Gazette News Editor Matt Salusbury’s selection of ELT news from around the world.
USA: A linebacker in the Dallas Cowboys American football team gave thanks to his first English language teacher in a Zoom call in October.
Azur Kamara, currently off the Dallas Cowboys squad as he recovers from an injury, arrived in Phoenix, Arizona with his family as a refugee from the Ivory Coast aged just 10. He spoke French but very little English. His first teacher, Margaret Bradley, welcomed him by giving him a French-English dictionary and a ‘soccer’ ball. Kamara told Fox 4 KDFW Texas news l that the gifts “made me to the man I am today.”
Margaret Bradley, now living in Arlington, Texas, said she had no idea that Kamara was a new arrival, and thought he was just “new to my classroom.” Of her gifts, she said, “I didn’t want any student to feel not welcomed.” She now uses Kamara’s example to inspire her current students.
AFGHANISTAN: A terrorist attack on 2 November at Kabul University, Afghanistan’s oldest higher education institution, left at least 22 dead and at least another 27 wounded.
Two classes, together with their teachers, were briefly taken hostage. Several students were hospitalised after jumping from walls or out of second floor windows to escape the carnage.
The attack, which took place while a book fair featuring Iranian government officials was in progress at the university, was claimed by the Afghan branch of Da’esh (also known as the Islamic State).
Two weeks later, Afghanistan’s Vice President announced that the nation’s armed forces had arrested a man identified as “Adil”, said to be the “mastermind” of the Kabul University attack. Adil and his accomplices are with the Haqqani network, a terrorist group affiliated to the Taliban.
GERMANY: Two courts settling international commercial disputes in English opened in the German federal state of Baden-Württemberg in November. ‘Commercial Courts’ are now operating in English in the cities of Stuttgart and Mannheim.
It is hoped that these courts will compete with other jurisdictions offering to settle such disputes in English-medium courts in Singapore, Amsterdam and Dubai. The Commercial Court of England and Wales, based in London, has been a popular centre for dispute resolution, but post Brexit, Germany hopes to pick up some of the business that would previously have gone to the UK.
German law, though, means some elements of the cases, such as original submissions and the judgements, will still have to be delivered in German.
MALAYSIA: Samuel Isaiah, who teaches English to students from the Orang Asli aboriginal minority who live in remote wetlands in Pahang State, may not have won the Global Teacher of the Year Award, for which he was finalist, but he has become a local celebrity. Isiah takes an “out of the box” approach to teaching English, including crowdfunded ed-tech and group renditions of English-language 1990s alternative rock and indy pop songs on the ukulele. His methods have seen English pass rates jump by 30 to 80 per cent.

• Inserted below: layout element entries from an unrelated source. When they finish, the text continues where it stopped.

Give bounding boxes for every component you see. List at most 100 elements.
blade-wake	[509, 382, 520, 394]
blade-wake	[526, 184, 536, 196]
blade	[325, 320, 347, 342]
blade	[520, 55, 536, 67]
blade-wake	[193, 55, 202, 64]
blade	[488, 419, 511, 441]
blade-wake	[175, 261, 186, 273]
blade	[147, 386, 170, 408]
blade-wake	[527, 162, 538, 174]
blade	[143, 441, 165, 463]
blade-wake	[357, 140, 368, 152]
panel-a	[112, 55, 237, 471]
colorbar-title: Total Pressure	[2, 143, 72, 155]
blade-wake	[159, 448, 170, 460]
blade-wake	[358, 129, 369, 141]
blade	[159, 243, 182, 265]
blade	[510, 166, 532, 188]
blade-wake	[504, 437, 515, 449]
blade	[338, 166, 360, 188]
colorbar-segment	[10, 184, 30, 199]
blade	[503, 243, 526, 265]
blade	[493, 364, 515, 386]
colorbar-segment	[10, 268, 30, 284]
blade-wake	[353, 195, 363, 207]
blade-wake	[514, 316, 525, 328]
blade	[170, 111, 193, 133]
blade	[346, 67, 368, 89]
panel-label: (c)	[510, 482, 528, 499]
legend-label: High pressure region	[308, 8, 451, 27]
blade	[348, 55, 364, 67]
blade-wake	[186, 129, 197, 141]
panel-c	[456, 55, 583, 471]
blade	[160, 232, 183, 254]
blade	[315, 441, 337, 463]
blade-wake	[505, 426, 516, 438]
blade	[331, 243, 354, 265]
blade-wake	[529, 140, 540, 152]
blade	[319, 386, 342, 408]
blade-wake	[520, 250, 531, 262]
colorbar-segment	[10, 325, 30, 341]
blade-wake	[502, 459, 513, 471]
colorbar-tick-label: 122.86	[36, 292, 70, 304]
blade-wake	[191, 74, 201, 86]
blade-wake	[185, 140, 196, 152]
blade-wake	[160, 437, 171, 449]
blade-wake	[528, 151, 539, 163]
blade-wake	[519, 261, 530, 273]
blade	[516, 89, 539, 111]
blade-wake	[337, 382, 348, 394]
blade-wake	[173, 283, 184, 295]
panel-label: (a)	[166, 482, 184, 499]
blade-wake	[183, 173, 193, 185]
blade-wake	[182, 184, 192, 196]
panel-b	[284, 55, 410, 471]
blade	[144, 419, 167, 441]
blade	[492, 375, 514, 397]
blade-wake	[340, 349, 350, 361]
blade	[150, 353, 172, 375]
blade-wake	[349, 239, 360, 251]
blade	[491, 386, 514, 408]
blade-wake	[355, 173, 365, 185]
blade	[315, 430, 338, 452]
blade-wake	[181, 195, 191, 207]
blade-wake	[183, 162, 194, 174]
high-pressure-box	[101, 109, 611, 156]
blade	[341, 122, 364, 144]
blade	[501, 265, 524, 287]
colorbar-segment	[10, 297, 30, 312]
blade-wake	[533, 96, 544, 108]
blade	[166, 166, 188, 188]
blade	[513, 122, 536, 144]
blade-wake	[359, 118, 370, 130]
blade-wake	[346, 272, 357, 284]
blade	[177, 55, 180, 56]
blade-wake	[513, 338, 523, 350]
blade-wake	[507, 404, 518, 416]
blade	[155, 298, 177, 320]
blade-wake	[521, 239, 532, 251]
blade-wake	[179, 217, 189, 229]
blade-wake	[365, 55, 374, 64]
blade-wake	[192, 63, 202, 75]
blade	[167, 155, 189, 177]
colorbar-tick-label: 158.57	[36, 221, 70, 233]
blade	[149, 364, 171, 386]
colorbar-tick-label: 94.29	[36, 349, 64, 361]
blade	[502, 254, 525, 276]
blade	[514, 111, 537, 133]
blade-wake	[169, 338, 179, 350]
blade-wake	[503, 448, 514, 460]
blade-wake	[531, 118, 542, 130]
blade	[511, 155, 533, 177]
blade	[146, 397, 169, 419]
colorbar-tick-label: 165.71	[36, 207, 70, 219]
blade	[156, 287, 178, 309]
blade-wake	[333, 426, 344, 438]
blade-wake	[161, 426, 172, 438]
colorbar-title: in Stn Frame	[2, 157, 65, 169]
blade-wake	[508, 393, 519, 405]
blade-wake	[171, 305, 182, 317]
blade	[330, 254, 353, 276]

NORTH CYPRUS: In October, the European University of Lefke, in the self-styled “Turkish Republic of North Cyprus” suddenly revoked merit-based scholarships for existing international students. The announcement left many struggling to survive and unable to leave the island, due to Covid.
Africans, predominantly from Zimbabwe and Cameroon, make up 20,000 of the 90,000 international students in North Cyprus. The University’s accounts departments and student welfare services function predominantly in Turkish, leaving Anglophone or Francophone African students unable to access help.
NIGERIA: Feature films from Nigeria’s huge film industry with dialogue in Nigerian Pidgin English can now be submitted to the Academy Awards in the “Best International Feature” category as the Oscar for “Best Foreign Language Film” is now known.
In 2019, Nigeria’s first ever Oscars entry, the critically acclaimed comedy Lionheart, failed to meet criteria for “Best International Feature” as the film, which is predominantly in Nigerian Pidgin English with some Igbo, was ruled to have “too much English”.
RWANDA: Kigali Institute of Management, also known as KIM University, closed in October, one of four higher education institutions in the landlocked Central African nation to do so.
After a long coronavirus lockdown, acting vice-chancellor Jean Baptiste Mugabe confirmed in October that “due to financial problems,” KIM would “not be re-opening.”
According to University World News, however, KIM was one of four higher education institutes ordered to close by the Ministry of Education after failing to apply for full accreditation, despite repeated warnings.
CAPE VERDE: The new $60 million campus of the University of Cape Verde (U-CV), built with funding from China, is nearing completion. It is expected to open on the Portuguese-speaking island nation in early 2021, after its opening was postponed from June by Covid-19.
An international teacher training institute to provide teachers for all of West Africa is one of the features of the new campus, with the Chinese government showing an interest in developing teacher training capacity. It is hoped U-CV will also help stem the “brain drain” of Cape Verdians going abroad to study and not returning.